Two honest cautions. First, browser audio output is stereo (two channels): we can address Left and Right with a stereo panner, but we cannot reliably drive discrete surround channels (5.1/7.1) from a web page, so this tests the front L/R pair only. Second, “I can’t hear it” is not the same as “the tweeter is dead.” Because this is a generator with no microphone, it cannot measure output level, distortion, or frequency response — for that you need a calibrated measurement microphone and software such as REW, or a real SPL meter. Use these tones to find gross problems and to compare sides, then measure if you need numbers.

Frequently Asked Questions

I can’t hear the 18 or 20 kHz tone — is my tweeter broken?
Probably not. Most adults cannot hear much above 15–17 kHz, and the upper limit drops steadily with age (presbycusis). On top of that, many phones, laptops and Bluetooth outputs roll off above roughly 16 kHz, so the tone may not even be reaching the speaker at full level. A truly dead tweeter usually shows up as silence on one side while the other still plays — so compare Left vs Right before blaming the driver.

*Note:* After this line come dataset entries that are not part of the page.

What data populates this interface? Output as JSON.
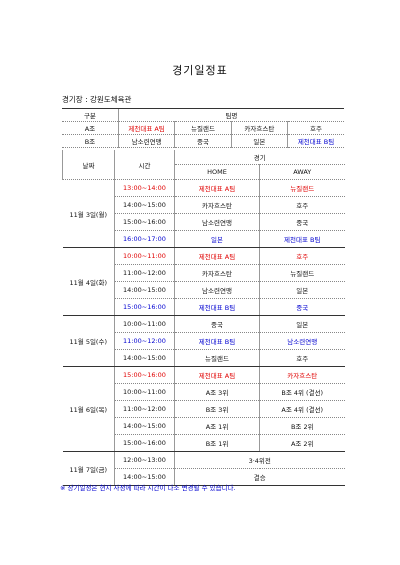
{
  "header": {
    "title": "경기일정표",
    "venue": "경기장 : 강원도체육관"
  },
  "groups": {
    "header": [
      "구분",
      "팀명"
    ],
    "rows": [
      {
        "label": "A조",
        "teams": [
          "제천대표 A팀",
          "뉴질랜드",
          "카자흐스탄",
          "호주"
        ],
        "highlight": [
          "red",
          null,
          null,
          null
        ]
      },
      {
        "label": "B조",
        "teams": [
          "남소련연맹",
          "중국",
          "일본",
          "제천대표 B팀"
        ],
        "highlight": [
          null,
          null,
          null,
          "blue"
        ]
      }
    ]
  },
  "schedule": {
    "header": {
      "date": "날짜",
      "time": "시간",
      "match": "경기",
      "home": "HOME",
      "away": "AWAY"
    },
    "days": [
      {
        "date": "11월 3일(월)",
        "rows": [
          {
            "time": "13:00~14:00",
            "home": "제천대표 A팀",
            "away": "뉴질랜드",
            "color": "red"
          },
          {
            "time": "14:00~15:00",
            "home": "카자흐스탄",
            "away": "호주"
          },
          {
            "time": "15:00~16:00",
            "home": "남소련연맹",
            "away": "중국"
          },
          {
            "time": "16:00~17:00",
            "home": "일본",
            "away": "제천대표 B팀",
            "color": "blue"
          }
        ]
      },
      {
        "date": "11월 4일(화)",
        "rows": [
          {
            "time": "10:00~11:00",
            "home": "제천대표 A팀",
            "away": "호주",
            "color": "red"
          },
          {
            "time": "11:00~12:00",
            "home": "카자흐스탄",
            "away": "뉴질랜드"
          },
          {
            "time": "14:00~15:00",
            "home": "남소련연맹",
            "away": "일본"
          },
          {
            "time": "15:00~16:00",
            "home": "제천대표 B팀",
            "away": "중국",
            "color": "blue"
          }
        ]
      },
      {
        "date": "11월 5일(수)",
        "rows": [
          {
            "time": "10:00~11:00",
            "home": "중국",
            "away": "일본"
          },
          {
            "time": "11:00~12:00",
            "home": "제천대표 B팀",
            "away": "남소련연맹",
            "color": "blue"
          },
          {
            "time": "14:00~15:00",
            "home": "뉴질랜드",
            "away": "호주"
          }
        ]
      },
      {
        "date": "11월 6일(목)",
        "rows": [
          {
            "time": "15:00~16:00",
            "home": "제천대표 A팀",
            "away": "카자흐스탄",
            "color": "red"
          },
          {
            "time": "10:00~11:00",
            "home": "A조 3위",
            "away": "B조 4위 (결선)"
          },
          {
            "time": "11:00~12:00",
            "home": "B조 3위",
            "away": "A조 4위 (결선)"
          },
          {
            "time": "14:00~15:00",
            "home": "A조 1위",
            "away": "B조 2위"
          },
          {
            "time": "15:00~16:00",
            "home": "B조 1위",
            "away": "A조 2위"
          }
        ]
      },
      {
        "date": "11월 7일(금)",
        "rows": [
          {
            "time": "12:00~13:00",
            "match": "3·4위전"
          },
          {
            "time": "14:00~15:00",
            "match": "결승"
          }
        ]
      }
    ]
  },
  "note": "※ 상기일정은 현지 사정에 따라 시간이 다소 변경될 수 있습니다."
}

How do I tell a dead tweeter from my own hearing limit?
Use the channel selector. Pick a frequency you’re unsure about and play it on Left only, then on Right only, at the same volume. If one side is silent or clearly quieter, that tweeter (or its crossover, amp channel, or cable) is the likely fault. If both sides disappear together at the same frequency, the cause is almost certainly shared — your hearing or the device/output — not a single driver.
Can this measure my speaker’s frequency response or distortion?
No. This is a tone generator with no microphone, so it produces sound but measures nothing — it can’t report dB SPL, distortion, or a response curve. For real numbers you need a calibrated measurement microphone with software like REW (or an SPL meter for level). Use these tones for quick listening checks and Left/Right comparison, and reach for a measurement rig when you need data.
Are the age-related hearing limits exact?
No — they are typical population averages for healthy ears, included as a rough reference. The gradual loss of high-frequency hearing with age is called presbycusis, and the trend is described in standards such as ISO 7029. Individual results vary widely with genetics, noise exposure and the equipment you use, so treat the table as a guide, not a diagnosis. A formal audiogram from an audiologist is the proper test of your hearing.
Is it safe to turn the volume up to hear the highest tones?
Be careful. Steady high-frequency tones can be fatiguing and can stress small tweeters, yet they often don’t sound loud, so it’s easy to push the level too high. Start at a low volume and raise it gently; if a tone is inaudible, don’t keep cranking it — it may simply be above your hearing or your device’s limit. Protect your ears and your drivers.
Can it test my surround (5.1 / 7.1) tweeters?
No. Browser audio output is stereo, so this tool can address the front Left and Right channels with a stereo panner but cannot reliably drive discrete surround channels from a web page. It tests the front L/R pair only; for full surround channel routing you need dedicated multichannel test material played through the receiver itself.